Wednesday, October 5, 2016


To have a healthy economy and a consistent tax base, a city needs respected companies to site within its borders, hiring and paying employees whose spending boosts the local economy. To do this, companies of course must expect reasonable policies, equal application of those policies, and affordable taxes. 

Leave it to the City of Los Angeles to overcharge marquee businesses whose names are valuable brands in validating LA as an important business center.

Marriott Hotels was overcharged nearly $900,000 in taxes, not counting interest, last year.
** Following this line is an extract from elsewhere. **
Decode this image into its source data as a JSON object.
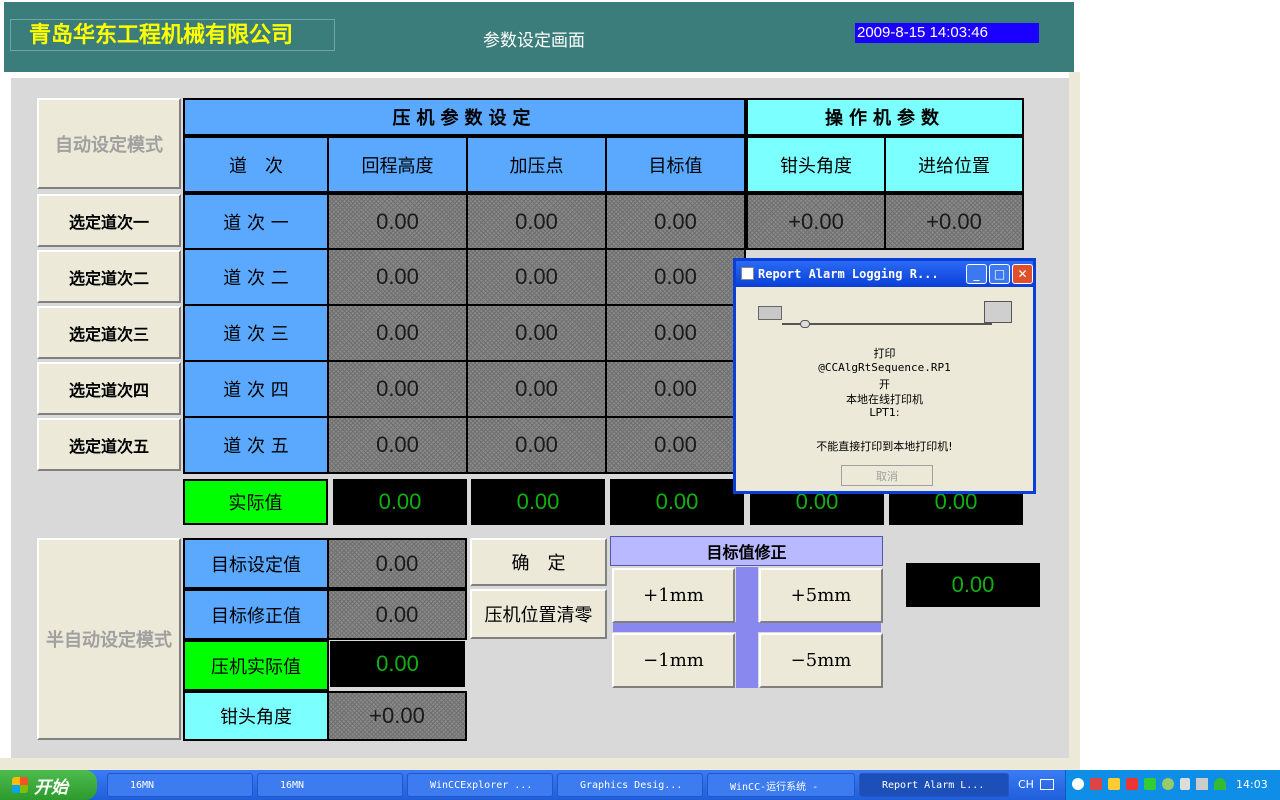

The hotel chain, apart from itself being a major employer whose employees pay rents and mortgages in this high housing market, and make retail, restaurant, and gas station purchases to further fill city coffers, houses visitors to the city, who make the same purchases to boost retail receipts. 

Marriott filed a claim in November of last year and was only just approved for a refund on its transient occupancy tax, a percentage tax applied to the nightly room rate, on Sept. 27.

Tom's Shoes, which practices sustainable manufacturing and allows the environment- and labor-conscious to express their values with a "dollar vote", and keeps its headquarters in Del Rey just off north of Jefferson Blvd., was overcharged $221, 374.10 for the city's standard Business Tax, not counting interest. Tom's, too, had its refund approved Sept. 27. 

City documents did not reveal a deadline for the refunds.